The test has now validated the startup's patented design and manufacturing methodology.
Deena Theresa
Representative image of a rocket launch.
Representative image of a rocket launch.

Elen11/iStock 

A space-tech startup headquartered in Chennai, India, successfully test-fired the world's single-piece 3D-printed engine.

Agnikul Cosmos on Tuesday said that Agnilet was test-fired at the Vertical Test Facility, Thumba Equatorial Rocket Launching Station (TERLS), at Vikram Sarabhai Space Center (VSSC), Thiruvananthapuram. The test was supported by ISRO (Indian Space Research Organization) and IN-SPACe, a nodal agency for promoting and regulating space players.

Founded in 2017 by Srinath Ravichandran, Moin SPM, and Professor S.R. Chakravarthy, Agnikul is on a mission to make space accessible and affordable.

“This is an unforgettable moment for all of us here at Agnikul," said Srinath Ravichandran, co-founder & CEO of Agnikul. "Besides validating our in-house technology, this is also a huge step in understanding how to design, develop and fire rocket engines at a professional level. We are incredibly thankful to IN-SPACe and ISRO for making this happen. Also grateful to the Indian Government for having made such efforts possible by the creation of IN-SPACe," he said.

The test was conducted to verify that rocket engines can be made as a single piece of hardware.
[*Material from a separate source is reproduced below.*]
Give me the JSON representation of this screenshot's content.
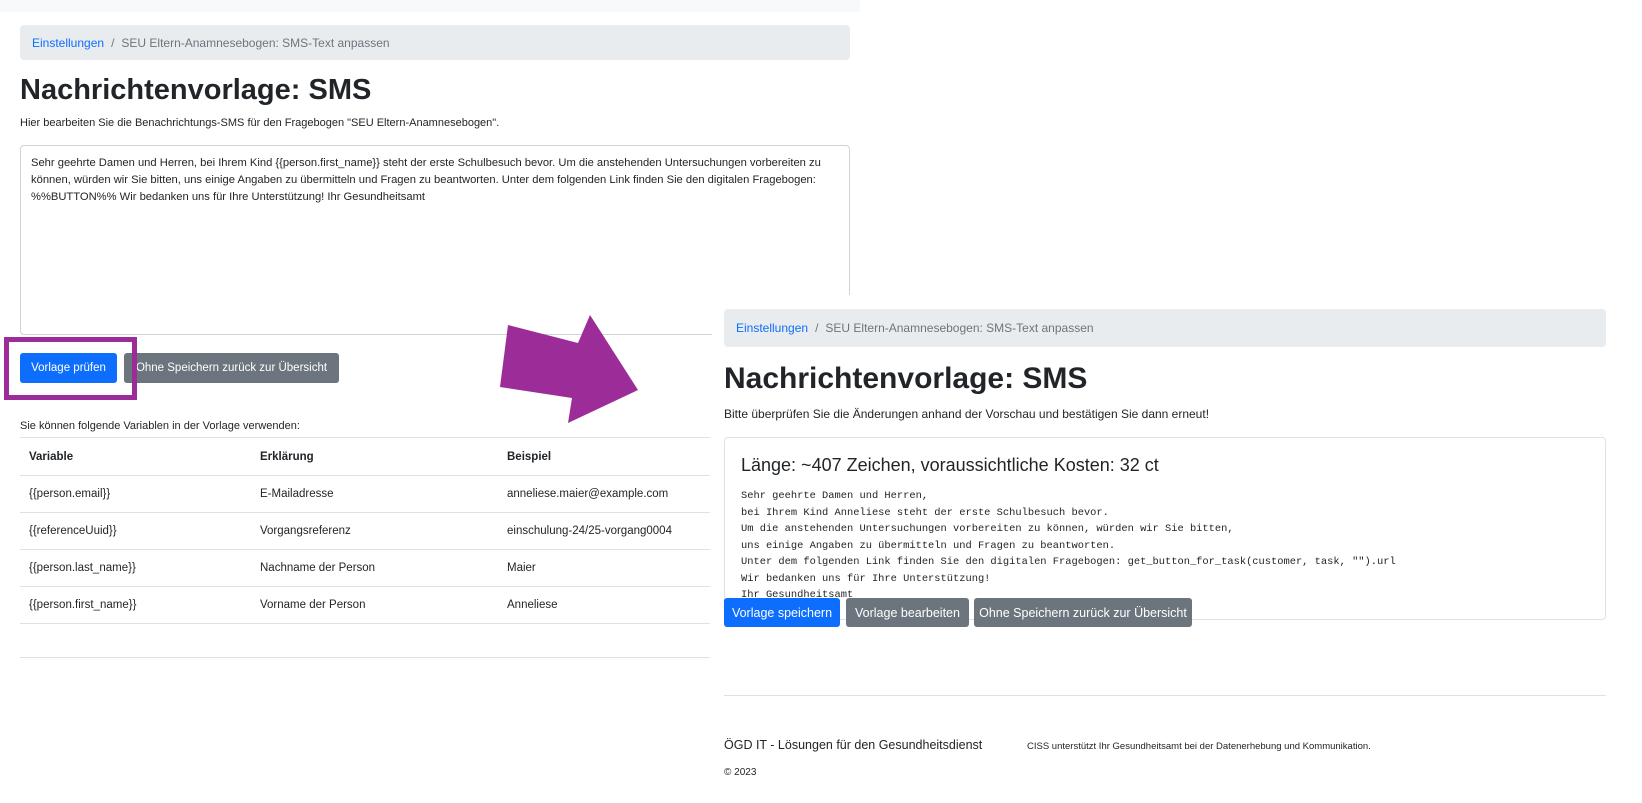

Agnilet was first successfully test-fired in 2021

Agnilet is claimed to be the world's first single-piece 3D-printed rocket engine fully designed and manufactured in India. It was first successfully test-fired at the Indian Institute of Technology Madras in 2021. The latest test has validated the startup's design and manufacturing methodology, for which it has received a patent. According to the startup, it is a significant milestone for 3D printing in India.

"The novelty here is that the entire rocket engine is 3D printed from top to bottom. What comes out of the 3D printer can directly be used in the rocket. There is no complexity in assembly or fabrication, and the turnaround time is less than four days, Ravichandran told YourStory in 2021.
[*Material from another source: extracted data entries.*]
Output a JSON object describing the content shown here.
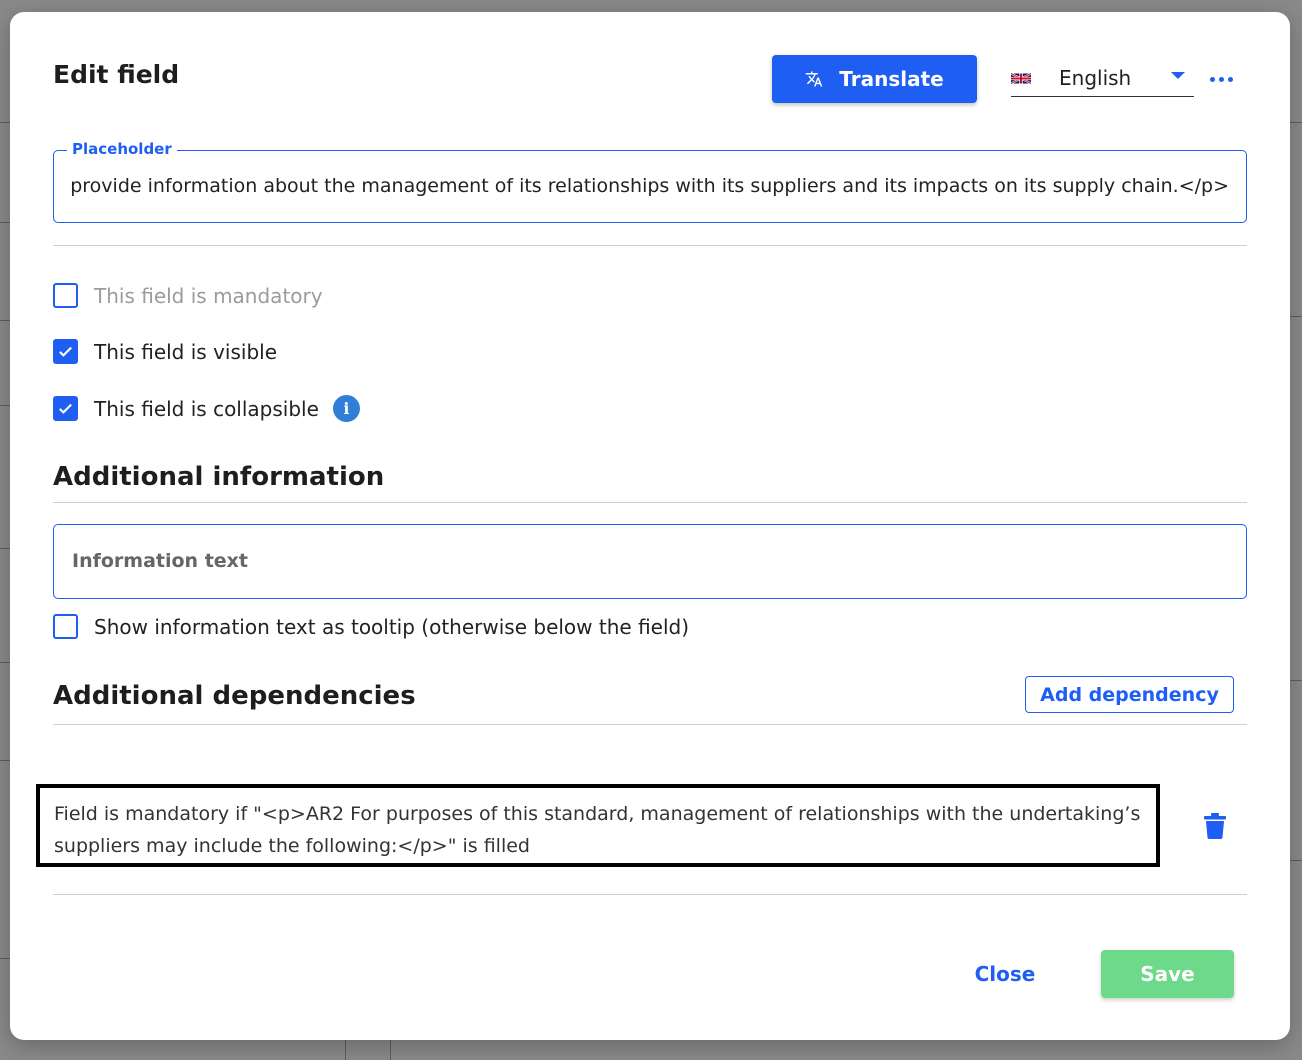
{
  "dialog": {
    "title": "Edit field",
    "translate_label": "Translate",
    "language": "English",
    "accent_color": "#1f5ef2",
    "icons": {
      "translate": "translate-icon",
      "flag": "uk-flag-icon",
      "more": "more-horizontal-icon",
      "info": "info-icon",
      "delete": "trash-icon"
    }
  },
  "placeholder_field": {
    "label": "Placeholder",
    "value": "l provide information about the management of its relationships with its suppliers and its impacts on its supply chain.</p>"
  },
  "options": {
    "mandatory": {
      "label": "This field is mandatory",
      "checked": false,
      "disabled": true
    },
    "visible": {
      "label": "This field is visible",
      "checked": true
    },
    "collapsible": {
      "label": "This field is collapsible",
      "checked": true
    }
  },
  "additional_information": {
    "title": "Additional information",
    "input_placeholder": "Information text",
    "tooltip_option": {
      "label": "Show information text as tooltip (otherwise below the field)",
      "checked": false
    }
  },
  "additional_dependencies": {
    "title": "Additional dependencies",
    "add_label": "Add dependency",
    "items": [
      {
        "text": "Field is mandatory if \"<p>AR2 For purposes of this standard, management of relationships with the undertaking’s suppliers may include the following:</p>\" is filled"
      }
    ]
  },
  "footer": {
    "close_label": "Close",
    "save_label": "Save",
    "save_color": "#6cd98b"
  }
}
Moin SPM, co-founder & COO, Agnikul, said: "With the efforts of IN-SPACe, the private space ecosystem is growing in the right direction and also gets access to state-of-the-art technologies to make and test world-class products inside the country."
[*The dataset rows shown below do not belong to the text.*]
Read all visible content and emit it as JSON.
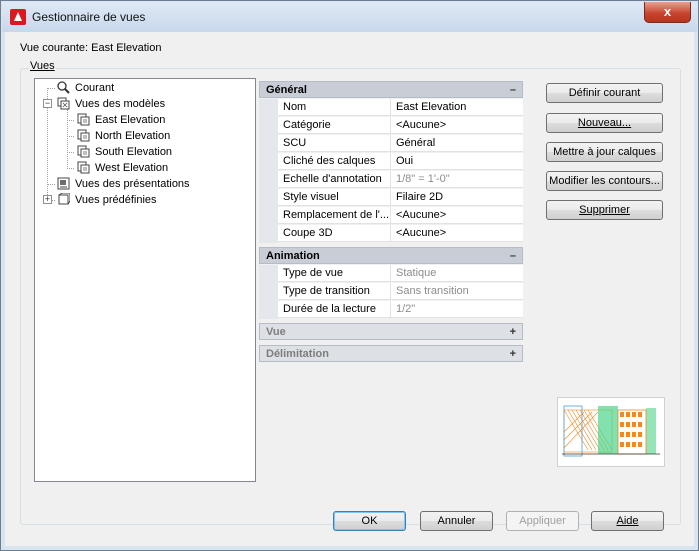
{
  "window": {
    "title": "Gestionnaire de vues",
    "close_label": "x",
    "icon": "autocad-a-icon"
  },
  "current_view": "Vue courante: East Elevation",
  "group_label": "Vues",
  "tree": {
    "items": [
      {
        "label": "Courant",
        "icon": "magnifier-icon"
      },
      {
        "label": "Vues des modèles",
        "icon": "model-views-icon"
      },
      {
        "label": "East Elevation",
        "icon": "view-icon"
      },
      {
        "label": "North Elevation",
        "icon": "view-icon"
      },
      {
        "label": "South Elevation",
        "icon": "view-icon"
      },
      {
        "label": "West Elevation",
        "icon": "view-icon"
      },
      {
        "label": "Vues des présentations",
        "icon": "layout-views-icon"
      },
      {
        "label": "Vues prédéfinies",
        "icon": "preset-views-icon"
      }
    ]
  },
  "properties": {
    "general": {
      "title": "Général",
      "toggle": "–",
      "rows": [
        {
          "name": "Nom",
          "value": "East Elevation"
        },
        {
          "name": "Catégorie",
          "value": "<Aucune>"
        },
        {
          "name": "SCU",
          "value": "Général"
        },
        {
          "name": "Cliché des calques",
          "value": "Oui"
        },
        {
          "name": "Echelle d'annotation",
          "value": "1/8\" = 1'-0\""
        },
        {
          "name": "Style visuel",
          "value": "Filaire 2D"
        },
        {
          "name": "Remplacement de l'...",
          "value": "<Aucune>"
        },
        {
          "name": "Coupe 3D",
          "value": "<Aucune>"
        }
      ]
    },
    "animation": {
      "title": "Animation",
      "toggle": "–",
      "rows": [
        {
          "name": "Type de vue",
          "value": "Statique"
        },
        {
          "name": "Type de transition",
          "value": "Sans transition"
        },
        {
          "name": "Durée de la lecture",
          "value": "1/2\""
        }
      ]
    },
    "view": {
      "title": "Vue",
      "toggle": "+"
    },
    "delimitation": {
      "title": "Délimitation",
      "toggle": "+"
    }
  },
  "side_buttons": {
    "set_current": "Définir courant",
    "new": "Nouveau...",
    "update_layers": "Mettre à jour calques",
    "edit_boundaries": "Modifier les contours...",
    "delete": "Supprimer"
  },
  "footer_buttons": {
    "ok": "OK",
    "cancel": "Annuler",
    "apply": "Appliquer",
    "help": "Aide"
  },
  "colors": {
    "preview_orange": "#f08a1e",
    "preview_green": "#4fd48a",
    "preview_blue": "#4a9fd8"
  }
}
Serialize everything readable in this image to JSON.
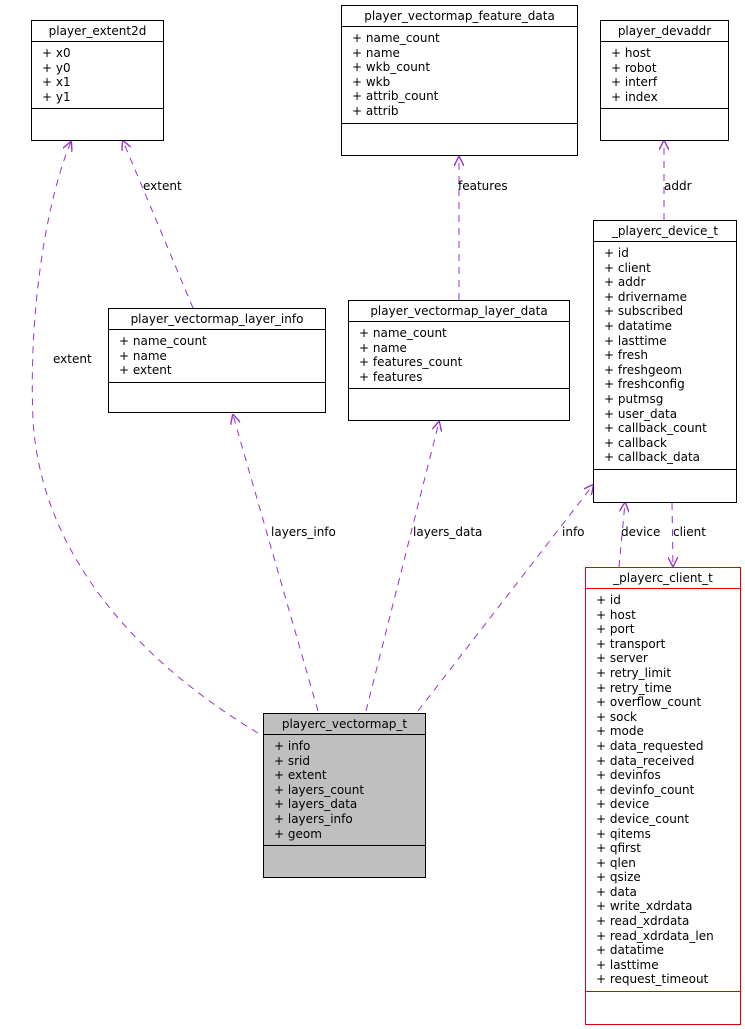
{
  "diagram": {
    "type": "collaboration-diagram",
    "nodes": {
      "extent2d": {
        "title": "player_extent2d",
        "attributes": [
          "+ x0",
          "+ y0",
          "+ x1",
          "+ y1"
        ]
      },
      "feature_data": {
        "title": "player_vectormap_feature_data",
        "attributes": [
          "+ name_count",
          "+ name",
          "+ wkb_count",
          "+ wkb",
          "+ attrib_count",
          "+ attrib"
        ]
      },
      "devaddr": {
        "title": "player_devaddr",
        "attributes": [
          "+ host",
          "+ robot",
          "+ interf",
          "+ index"
        ]
      },
      "layer_info": {
        "title": "player_vectormap_layer_info",
        "attributes": [
          "+ name_count",
          "+ name",
          "+ extent"
        ]
      },
      "layer_data": {
        "title": "player_vectormap_layer_data",
        "attributes": [
          "+ name_count",
          "+ name",
          "+ features_count",
          "+ features"
        ]
      },
      "device": {
        "title": "_playerc_device_t",
        "attributes": [
          "+ id",
          "+ client",
          "+ addr",
          "+ drivername",
          "+ subscribed",
          "+ datatime",
          "+ lasttime",
          "+ fresh",
          "+ freshgeom",
          "+ freshconfig",
          "+ putmsg",
          "+ user_data",
          "+ callback_count",
          "+ callback",
          "+ callback_data"
        ]
      },
      "client": {
        "title": "_playerc_client_t",
        "attributes": [
          "+ id",
          "+ host",
          "+ port",
          "+ transport",
          "+ server",
          "+ retry_limit",
          "+ retry_time",
          "+ overflow_count",
          "+ sock",
          "+ mode",
          "+ data_requested",
          "+ data_received",
          "+ devinfos",
          "+ devinfo_count",
          "+ device",
          "+ device_count",
          "+ qitems",
          "+ qfirst",
          "+ qlen",
          "+ qsize",
          "+ data",
          "+ write_xdrdata",
          "+ read_xdrdata",
          "+ read_xdrdata_len",
          "+ datatime",
          "+ lasttime",
          "+ request_timeout"
        ]
      },
      "vectormap": {
        "title": "playerc_vectormap_t",
        "attributes": [
          "+ info",
          "+ srid",
          "+ extent",
          "+ layers_count",
          "+ layers_data",
          "+ layers_info",
          "+ geom"
        ]
      }
    },
    "edges": [
      {
        "from": "vectormap",
        "to": "extent2d",
        "label": "extent"
      },
      {
        "from": "layer_info",
        "to": "extent2d",
        "label": "extent"
      },
      {
        "from": "layer_data",
        "to": "feature_data",
        "label": "features"
      },
      {
        "from": "device",
        "to": "devaddr",
        "label": "addr"
      },
      {
        "from": "vectormap",
        "to": "layer_info",
        "label": "layers_info"
      },
      {
        "from": "vectormap",
        "to": "layer_data",
        "label": "layers_data"
      },
      {
        "from": "vectormap",
        "to": "device",
        "label": "info"
      },
      {
        "from": "client",
        "to": "device",
        "label": "device"
      },
      {
        "from": "device",
        "to": "client",
        "label": "client"
      }
    ],
    "colors": {
      "edge": "#9a32cd",
      "focus_fill": "#bfbfbf",
      "highlight_border": "#e00000",
      "border": "#000000"
    }
  }
}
Agnilet will be used in the second stage of Agnikul's launch vehicle

Agnikul recently announced the inauguration of its Rocket Factory- 1, India’s first-ever rocket facility dedicated to 3D-printing such rocket engines at scale, situated at the IIT Madras Research Park.

The IIT Madras-incubated startup was the first Indian company to ink an agreement with ISRO in December 2020. And the agreement signed under the IN-SPACe initiative enables Agnikul to access ISRO’s expertise and facilities to test its systems.

Earlier, Ravichandran had revealed that Agnilet would be used in the second stage of Agnikul’s launch vehicle Agniban, designed to carry up to 100 kg of payload to low Earth orbits of up to 700 km with a plug-and-play engine configuration.